A.                 Était-il déraisonnable pour l’agent d’accorder peu de poids à la preuve par affidavit?

B.                 Était-il déraisonnable pour l’agent de conclure que les éléments de preuve sur la situation dans le pays en cause ne s’appliquaient pas au demandeur?

C.                 Le défaut de l’agent de prendre en compte le risque d’incarcération et de torture du demandeur était-il déraisonnable?

[16]           Je suis d’avis que le défaut de l’agent de prendre en compte les éléments de preuve et d’examiner le risque allégué d’incarcération et de torture, auquel M. Hussain serait exposé s’il retournait au Pakistan en raison de son expulsion du Canada, rend la décision déraisonnable et est déterminant dans l’examen de la présente demande.

V.                 Norme de contrôle

[17]           Les parties reconnaissent que les décisions portant sur des demandes d’ERAR constituent des questions de droit et de fait qui doivent être examinées en regard de la norme de la décision raisonnable (Benko c.

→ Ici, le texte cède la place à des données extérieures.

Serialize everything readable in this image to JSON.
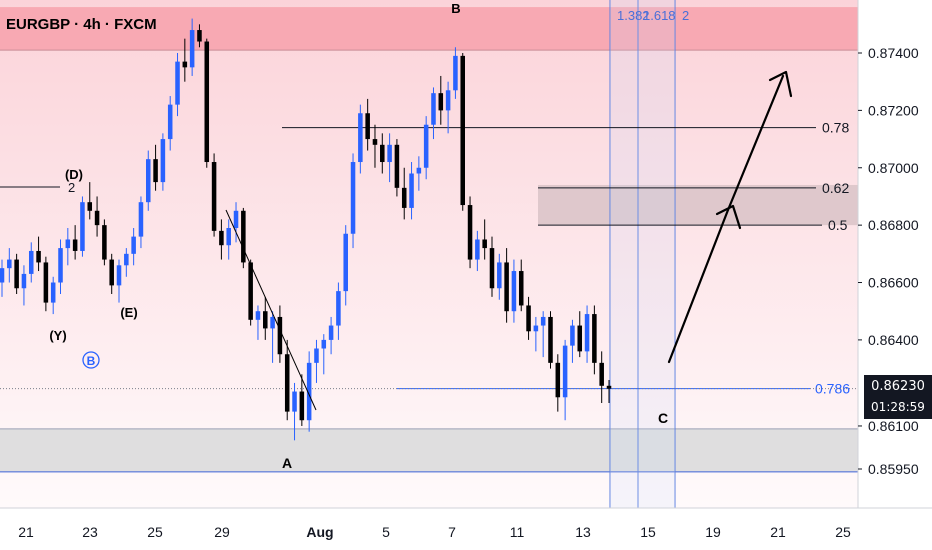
{
  "chart_data": {
    "type": "candlestick",
    "title": "EURGBP · 4h · FXCM",
    "price_axis": {
      "ticks": [
        "0.87400",
        "0.87200",
        "0.87000",
        "0.86800",
        "0.86600",
        "0.86400",
        "0.86100",
        "0.85950"
      ],
      "tick_values": [
        0.874,
        0.872,
        0.87,
        0.868,
        0.866,
        0.864,
        0.861,
        0.8595
      ],
      "range": [
        0.8585,
        0.8755
      ]
    },
    "time_axis": {
      "ticks": [
        "21",
        "23",
        "25",
        "29",
        "Aug",
        "5",
        "7",
        "11",
        "13",
        "15",
        "19",
        "21",
        "25"
      ]
    },
    "current_price": {
      "value": 0.8623,
      "label": "0.86230",
      "countdown": "01:28:59"
    },
    "zones": [
      {
        "name": "supply-zone",
        "from": 0.8741,
        "to": 0.8756,
        "color": "#f7a1ab"
      },
      {
        "name": "retracement-zone",
        "from": 0.868,
        "to": 0.8694,
        "color": "#d9c3c7"
      },
      {
        "name": "demand-zone",
        "from": 0.8594,
        "to": 0.8609,
        "color": "#d9d9db"
      }
    ],
    "levels": [
      {
        "label": "0.78",
        "value": 0.8714,
        "color": "#131722"
      },
      {
        "label": "0.62",
        "value": 0.8693,
        "color": "#131722"
      },
      {
        "label": "0.5",
        "value": 0.868,
        "color": "#131722"
      },
      {
        "label": "0.786",
        "value": 0.8623,
        "color": "#2962ff"
      },
      {
        "label": "2",
        "value": 0.8693,
        "color": "#131722"
      }
    ],
    "vertical_lines": [
      {
        "label": "1.382"
      },
      {
        "label": "1.618"
      },
      {
        "label": "2"
      }
    ],
    "wave_labels": [
      "B",
      "(D)",
      "(E)",
      "(Y)",
      "B",
      "A",
      "C"
    ],
    "series": [
      {
        "name": "EURGBP",
        "ohlc": [
          [
            0.866,
            0.8668,
            0.8655,
            0.8665
          ],
          [
            0.8665,
            0.8672,
            0.866,
            0.8668
          ],
          [
            0.8668,
            0.867,
            0.8656,
            0.8658
          ],
          [
            0.8658,
            0.8666,
            0.8652,
            0.8663
          ],
          [
            0.8663,
            0.8674,
            0.866,
            0.8671
          ],
          [
            0.8671,
            0.8676,
            0.8664,
            0.8667
          ],
          [
            0.8667,
            0.8669,
            0.865,
            0.8653
          ],
          [
            0.8653,
            0.8662,
            0.8649,
            0.866
          ],
          [
            0.866,
            0.8675,
            0.8656,
            0.8672
          ],
          [
            0.8672,
            0.8679,
            0.8666,
            0.8675
          ],
          [
            0.8675,
            0.868,
            0.8668,
            0.8671
          ],
          [
            0.8671,
            0.869,
            0.8669,
            0.8688
          ],
          [
            0.8688,
            0.8695,
            0.8682,
            0.8685
          ],
          [
            0.8685,
            0.869,
            0.8676,
            0.868
          ],
          [
            0.868,
            0.8682,
            0.8666,
            0.8668
          ],
          [
            0.8668,
            0.867,
            0.8656,
            0.8659
          ],
          [
            0.8659,
            0.8668,
            0.8653,
            0.8666
          ],
          [
            0.8666,
            0.8672,
            0.8662,
            0.867
          ],
          [
            0.867,
            0.8679,
            0.8666,
            0.8676
          ],
          [
            0.8676,
            0.869,
            0.8672,
            0.8688
          ],
          [
            0.8688,
            0.8706,
            0.8685,
            0.8703
          ],
          [
            0.8703,
            0.8708,
            0.8692,
            0.8695
          ],
          [
            0.8695,
            0.8712,
            0.8692,
            0.871
          ],
          [
            0.871,
            0.8725,
            0.8706,
            0.8722
          ],
          [
            0.8722,
            0.874,
            0.8718,
            0.8737
          ],
          [
            0.8737,
            0.8745,
            0.873,
            0.8735
          ],
          [
            0.8735,
            0.8752,
            0.8732,
            0.8748
          ],
          [
            0.8748,
            0.875,
            0.8742,
            0.8744
          ],
          [
            0.8744,
            0.8745,
            0.87,
            0.8702
          ],
          [
            0.8702,
            0.8705,
            0.8676,
            0.8678
          ],
          [
            0.8678,
            0.8682,
            0.8668,
            0.8673
          ],
          [
            0.8673,
            0.8682,
            0.8668,
            0.8679
          ],
          [
            0.8679,
            0.8688,
            0.8674,
            0.8685
          ],
          [
            0.8685,
            0.8686,
            0.8665,
            0.8667
          ],
          [
            0.8667,
            0.8668,
            0.8645,
            0.8647
          ],
          [
            0.8647,
            0.8652,
            0.864,
            0.865
          ],
          [
            0.865,
            0.8655,
            0.864,
            0.8644
          ],
          [
            0.8644,
            0.865,
            0.8632,
            0.8648
          ],
          [
            0.8648,
            0.8652,
            0.8632,
            0.8635
          ],
          [
            0.8635,
            0.864,
            0.8612,
            0.8615
          ],
          [
            0.8615,
            0.8625,
            0.8605,
            0.8622
          ],
          [
            0.8622,
            0.8628,
            0.861,
            0.8612
          ],
          [
            0.8612,
            0.8636,
            0.8608,
            0.8632
          ],
          [
            0.8632,
            0.864,
            0.8625,
            0.8637
          ],
          [
            0.8637,
            0.8642,
            0.8628,
            0.864
          ],
          [
            0.864,
            0.8648,
            0.8635,
            0.8645
          ],
          [
            0.8645,
            0.866,
            0.864,
            0.8657
          ],
          [
            0.8657,
            0.868,
            0.8652,
            0.8677
          ],
          [
            0.8677,
            0.8705,
            0.8672,
            0.8702
          ],
          [
            0.8702,
            0.8722,
            0.8698,
            0.8719
          ],
          [
            0.8719,
            0.8724,
            0.8706,
            0.871
          ],
          [
            0.871,
            0.8715,
            0.87,
            0.8708
          ],
          [
            0.8708,
            0.8712,
            0.8698,
            0.8702
          ],
          [
            0.8702,
            0.8712,
            0.8695,
            0.8708
          ],
          [
            0.8708,
            0.871,
            0.869,
            0.8693
          ],
          [
            0.8693,
            0.87,
            0.8682,
            0.8686
          ],
          [
            0.8686,
            0.8702,
            0.8682,
            0.8698
          ],
          [
            0.8698,
            0.8704,
            0.8692,
            0.87
          ],
          [
            0.87,
            0.8718,
            0.8696,
            0.8715
          ],
          [
            0.8715,
            0.8728,
            0.871,
            0.8726
          ],
          [
            0.8726,
            0.8732,
            0.8715,
            0.872
          ],
          [
            0.872,
            0.873,
            0.8712,
            0.8727
          ],
          [
            0.8727,
            0.8742,
            0.8724,
            0.8739
          ],
          [
            0.8739,
            0.874,
            0.8685,
            0.8687
          ],
          [
            0.8687,
            0.869,
            0.8665,
            0.8668
          ],
          [
            0.8668,
            0.8678,
            0.8664,
            0.8675
          ],
          [
            0.8675,
            0.8682,
            0.8668,
            0.8672
          ],
          [
            0.8672,
            0.8676,
            0.8655,
            0.8658
          ],
          [
            0.8658,
            0.867,
            0.8654,
            0.8667
          ],
          [
            0.8667,
            0.8672,
            0.8646,
            0.865
          ],
          [
            0.865,
            0.8668,
            0.8646,
            0.8664
          ],
          [
            0.8664,
            0.8668,
            0.865,
            0.8652
          ],
          [
            0.8652,
            0.8655,
            0.864,
            0.8643
          ],
          [
            0.8643,
            0.8648,
            0.8636,
            0.8645
          ],
          [
            0.8645,
            0.865,
            0.8634,
            0.8648
          ],
          [
            0.8648,
            0.865,
            0.863,
            0.8632
          ],
          [
            0.8632,
            0.8635,
            0.8615,
            0.862
          ],
          [
            0.862,
            0.864,
            0.8612,
            0.8638
          ],
          [
            0.8638,
            0.8647,
            0.8632,
            0.8645
          ],
          [
            0.8645,
            0.865,
            0.8634,
            0.8636
          ],
          [
            0.8636,
            0.8652,
            0.8632,
            0.8649
          ],
          [
            0.8649,
            0.8652,
            0.8628,
            0.8632
          ],
          [
            0.8632,
            0.8636,
            0.8618,
            0.8624
          ],
          [
            0.8624,
            0.8626,
            0.8618,
            0.8623
          ]
        ]
      }
    ]
  }
}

Canada (Citoyenneté et Immigration), 2017 CF 1032, au paragraphe 15). Durant un examen fondé sur la norme de la décision raisonnable, la cour de révision doit déterminer si le processus décisionnel reflète les éléments de la justification, de la transparence et de l’intelligibilité, et si la décision appartient aux issues possibles acceptables au regard des faits et du droit (Dunsmuir c. Nouveau-Brunswick, 2008 CSC 9, au paragraphe 47).

VI.              Analyse

[18]           Dans sa demande d’ERAR, M. Hussain soutient que, s’il retournait au Pakistan, il serait exposé à des risques : (1) de la part de la famille de son ex-épouse et (2) de la part des autorités pakistanaises qui pourraient l’incarcérer à son retour, ce qui l’exposerait à une véritable menace à sa vie, à un risque de torture ainsi qu’à un risque de peines cruelles et inusitées compte tenu des conditions dans les prisons du Pakistan.

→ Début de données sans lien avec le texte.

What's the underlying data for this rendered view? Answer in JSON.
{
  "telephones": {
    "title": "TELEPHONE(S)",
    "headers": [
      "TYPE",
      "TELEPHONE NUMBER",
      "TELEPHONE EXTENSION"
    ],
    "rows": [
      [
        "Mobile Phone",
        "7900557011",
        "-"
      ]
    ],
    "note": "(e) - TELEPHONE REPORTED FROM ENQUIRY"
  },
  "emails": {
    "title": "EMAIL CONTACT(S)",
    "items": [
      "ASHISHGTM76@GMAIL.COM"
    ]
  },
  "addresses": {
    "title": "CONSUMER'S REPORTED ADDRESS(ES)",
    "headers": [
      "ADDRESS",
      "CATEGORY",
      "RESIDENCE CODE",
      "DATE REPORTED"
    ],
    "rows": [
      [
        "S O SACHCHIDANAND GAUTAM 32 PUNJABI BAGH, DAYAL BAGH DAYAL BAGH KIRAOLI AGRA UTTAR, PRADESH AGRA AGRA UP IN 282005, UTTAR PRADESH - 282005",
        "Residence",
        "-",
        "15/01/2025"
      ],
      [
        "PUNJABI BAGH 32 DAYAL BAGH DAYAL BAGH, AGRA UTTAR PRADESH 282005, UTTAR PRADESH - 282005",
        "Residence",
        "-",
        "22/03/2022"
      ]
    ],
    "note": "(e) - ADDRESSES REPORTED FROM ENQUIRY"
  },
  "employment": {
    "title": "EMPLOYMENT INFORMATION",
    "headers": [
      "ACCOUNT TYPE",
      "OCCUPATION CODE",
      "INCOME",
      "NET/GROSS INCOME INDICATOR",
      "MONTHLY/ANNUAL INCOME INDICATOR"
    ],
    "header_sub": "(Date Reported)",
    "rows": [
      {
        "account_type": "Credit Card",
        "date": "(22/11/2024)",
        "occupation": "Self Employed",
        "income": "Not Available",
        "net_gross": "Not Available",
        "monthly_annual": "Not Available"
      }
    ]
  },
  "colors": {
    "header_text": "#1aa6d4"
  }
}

[19]           En ce qui a trait au risque d’incarcération, M. Hussain a reconnu dans ses observations présentées à l’agent qu’il n’existe aucun élément de preuve indiquant qu’il figure sur une liste de surveillance au Pakistan. Cependant, dans sa demande d’ERAR, il invoque un rapport publié le 9 août 2013 et intitulé United Kingdom: Home Office, Country of Origin Information Report – Pakistan. Il cite un extrait de ce rapport, où il est indiqué que la Federal Investigation Agency du Pakistan fait enquête sur toutes les personnes qui sont expulsées vers le Pakistan, et que la participation à des activités illégales peut mener à des accusations. Il allègue que son expulsion pour cause de non-admissibilité pour des raisons d’ordre criminel – des renseignements que les autorités canadiennes communiqueraient aux autorités pakistanaises – l’expose donc à des risques.

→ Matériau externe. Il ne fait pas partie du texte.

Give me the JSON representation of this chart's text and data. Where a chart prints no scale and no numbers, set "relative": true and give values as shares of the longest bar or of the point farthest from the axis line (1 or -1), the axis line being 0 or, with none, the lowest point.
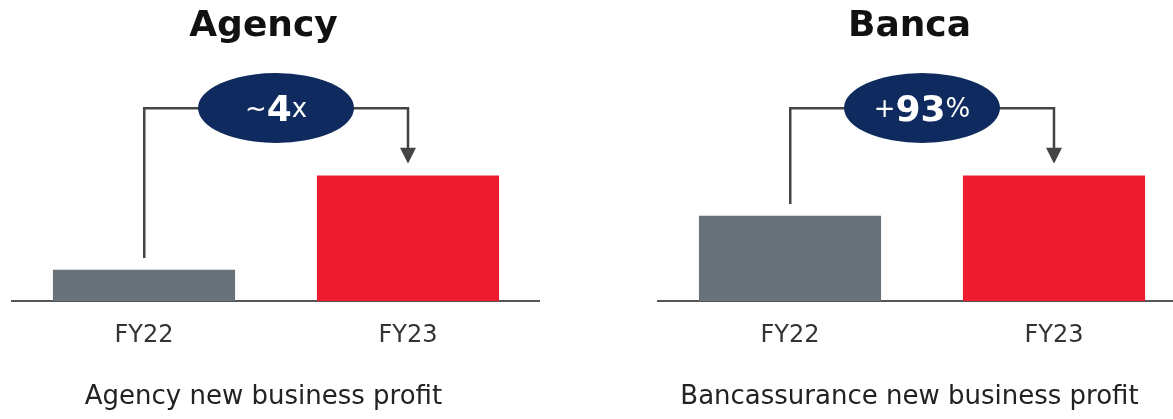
{
  "chart_data": [
    {
      "type": "bar",
      "title": "Agency",
      "categories": [
        "FY22",
        "FY23"
      ],
      "values": [
        0.25,
        1
      ],
      "colors": [
        "#67727a",
        "#ed1c2e"
      ],
      "relative": true,
      "grid": false,
      "legend": false,
      "annotations": [
        "~4x",
        "Agency new business profit"
      ]
    },
    {
      "type": "bar",
      "title": "Banca",
      "categories": [
        "FY22",
        "FY23"
      ],
      "values": [
        0.68,
        1
      ],
      "colors": [
        "#67727a",
        "#ed1c2e"
      ],
      "relative": true,
      "grid": false,
      "legend": false,
      "annotations": [
        "+93%",
        "Bancassurance new business profit"
      ]
    }
  ]
}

[20]           La portion de la décision consacrée à la détermination des risques énonce avec justesse les risques allégués par M. Hussain, et la portion analyse de la décision examine en détail le risque de préjudice de la part de la famille de Mme Bi. L’agent énonce également d’autres risques liés à la violence et aux crimes d’honneur au Pakistan dans un paragraphe renvoyant à la documentation sur la situation dans le pays en cause, mentionnant ce qui suit :

[traduction] Je suis d’avis que les éléments de preuve documentaires qui m’ont été présentés ne permettent pas d’établir que des personnes au Pakistan s’intéressent au demandeur à cause des risques invoqués ou pour quelque autre motif. L’argument selon lequel le demandeur sera victime de préjudice s’il retourne au Pakistan, à cause des risques mentionnés ou pour quelque autre motif, est conjectural et n’est corroboré par aucun élément de preuve documentaire qui m’a été présenté.

[21]           Cependant, la portion analyse de la décision ne fait pas expressément mention du risque d’incarcération et de mauvais traitements de la part des autorités pakistanaises qui a été invoqué par M. Hussain.

[22]           Le défendeur soutient que les deux phrases précitées indiquent que l’agent a fait une analyse exhaustive du risque d’incarcération et de mauvais traitements, mais qu’il l’a écarté car il a estimé que ce risque était conjectural. Même si j’acceptais l’argument du défendeur selon lequel ces deux phrases visent à pleinement tenir compte du risque d’incarcération et de mauvais traitements, la conclusion, en l’absence d’autres éléments, pose toujours problème. En effet, la conclusion de l’agent selon laquelle le risque est conjectural va directement à l’encontre des renseignements présentés dans la documentation sur la situation dans le pays en cause et auxquels M. Hussain renvoie dans ses observations. L’agent n’a ni admis ni examiné cet élément de preuve.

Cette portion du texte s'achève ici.